Em 1º de setembro, o chefe da guerrilha colombiana ELN, Antonio García, alertou que a Colômbia, sob o comando de Abelardo de la Espriella, corre risco iminente de uma guerra aberta e intensa entre seu grupo e o Estado, após uma série de ataques atribuídos ao ELN, incluindo bombardeio que matou 20 dissidentes das Farc e explosão de carro-bomba em uma delegacia que deixou um morto e 15 feridos.

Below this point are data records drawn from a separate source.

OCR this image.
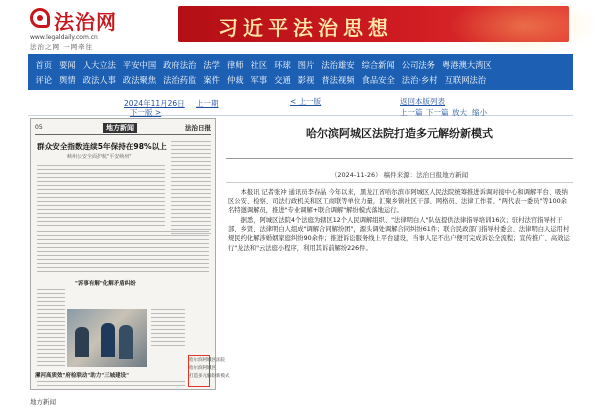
法治网
www.legaldaily.com.cn
法治之网 一网牵往
习近平法治思想
首页 要闻 人大立法 平安中国 政府法治 法学 律师 社区 环球 图片 法治雄安 综合新闻 公司法务 粤港澳大湾区
评论 舆情 政法人事 政法聚焦 法治药监 案件 仲裁 军事 交通 影视 普法视频 食品安全 法治·乡村 互联网法治
2024年11月26日 上一期	< 上一版
下一版 >
返回本版列表
上一篇 下一篇 放大 缩小
05	地方新闻	法治日报
群众安全指数连续5年保持在98%以上
峡州公安全面护航"平安峡州"
"诉事有解"化解矛盾纠纷
漯河高质效"府检联动"助力"三城建设"
哈尔滨阿城区法院
哈尔滨阿城区
打造多元解纷新模式
哈尔滨阿城区法院打造多元解纷新模式
（2024-11-26） 稿件来源：法治日报地方新闻

本报讯 记者张冲 通讯员李春晶 今年以来，黑龙江省哈尔滨市阿城区人民法院统筹推进诉调对接中心和调解平台、吸纳区公安、检察、司法行政机关和区工商联等单位力量，汇聚乡镇社区干部、网格员、法律工作者、"两代表一委员"等100余名特邀调解员，推进"专业调解+联合调解"解纷模式落地运行。

据悉，阿城区法院4个法庭为辖区12个人民调解组织、"法律明白人"队伍提供法律指导培训16次；驻村法官指导村干部、乡贤、法律明白人组成"调解合同解纷团"，源头调处调解合同纠纷61件；联合民政部门指导村委会、法律明白人运用村规民约化解涉婚姻家庭纠纷90余件；推进诉讼服务线上平台建设，当事人足不出户便可完成诉讼全流程；宣传推广、高效运行"龙法和"云法庭小程序，利用其诉前解纷226件。

地方新闻
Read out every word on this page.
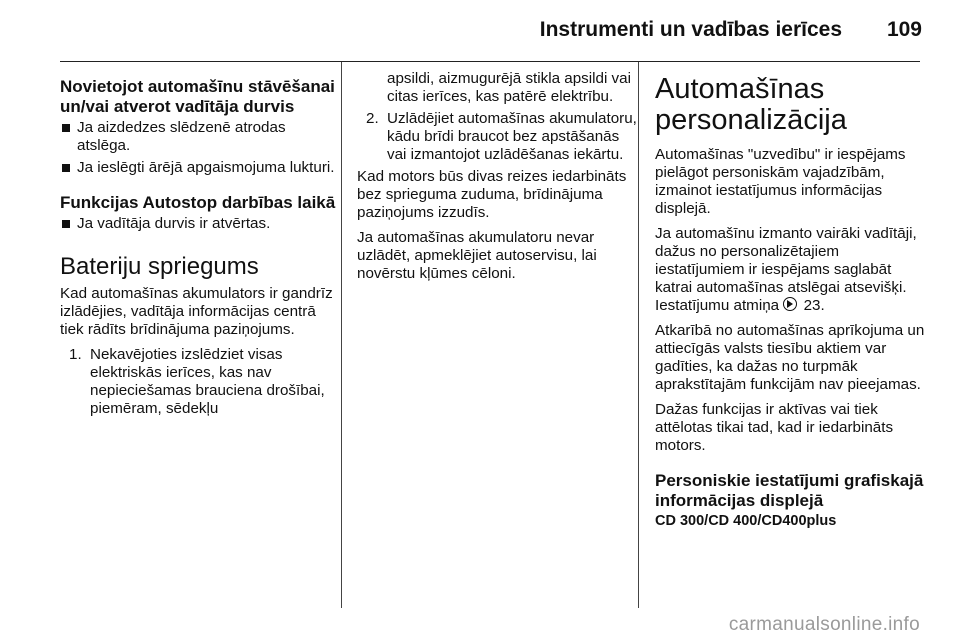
Instrumenti un vadības ierīces 109
Novietojot automašīnu stāvēšanai un/vai atverot vadītāja durvis
Ja aizdedzes slēdzenē atrodas atslēga.
Ja ieslēgti ārējā apgaismojuma lukturi.
Funkcijas Autostop darbības laikā
Ja vadītāja durvis ir atvērtas.
Bateriju spriegums

Kad automašīnas akumulators ir gandrīz izlādējies, vadītāja informācijas centrā tiek rādīts brīdinājuma paziņojums.

1. Nekavējoties izslēdziet visas elektriskās ierīces, kas nav nepieciešamas brauciena drošībai, piemēram, sēdekļu
apsildi, aizmugurējā stikla apsildi vai citas ierīces, kas patērē elektrību.
2. Uzlādējiet automašīnas akumulatoru, kādu brīdi braucot bez apstāšanās vai izmantojot uzlādēšanas iekārtu.

Kad motors būs divas reizes iedarbināts bez sprieguma zuduma, brīdinājuma paziņojums izzudīs.

Ja automašīnas akumulatoru nevar uzlādēt, apmeklējiet autoservisu, lai novērstu kļūmes cēloni.

Automašīnas personalizācija

Automašīnas "uzvedību" ir iespējams pielāgot personiskām vajadzībām, izmainot iestatījumus informācijas displejā.

Ja automašīnu izmanto vairāki vadītāji, dažus no personalizētajiem iestatījumiem ir iespējams saglabāt katrai automašīnas atslēgai atsevišķi. Iestatījumu atmiņa 23.

Atkarībā no automašīnas aprīkojuma un attiecīgās valsts tiesību aktiem var gadīties, ka dažas no turpmāk aprakstītajām funkcijām nav pieejamas.

Dažas funkcijas ir aktīvas vai tiek attēlotas tikai tad, kad ir iedarbināts motors.

Personiskie iestatījumi grafiskajā informācijas displejā
CD 300/CD 400/CD400plus
carmanualsonline.info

Contexto Histórico e Consequências dos Acontecimentos
O alerta do líder do Exército de Libertação Nacional (ELN), Antonio García — codinome de Eliécer Herlinto Chamorro Acosta —, ocorreu em comunicado divulgado em sua rede social no dia 30 de agosto, antecedendo diretamente os atentados e ações militares que marcaram a semana. Entre 31 de agosto e 1º de setembro, o país viveu um agravamento sem precedentes do conflito: um bombardeio contra uma instalação de dissidentes das Farc resultou na morte de 20 pessoas, enquanto um ataque com carro-bomba em uma delegacia em Los Patios tirou a vida de um civil e feriu 15 pessoas. Esses episódios coincidem com a retomada da hostilidade pelo governo colombiano, que cancelou os diálogos de paz iniciados por Gustavo Petro e intensificou operações militares contra grupos paramilitares e dissidentes.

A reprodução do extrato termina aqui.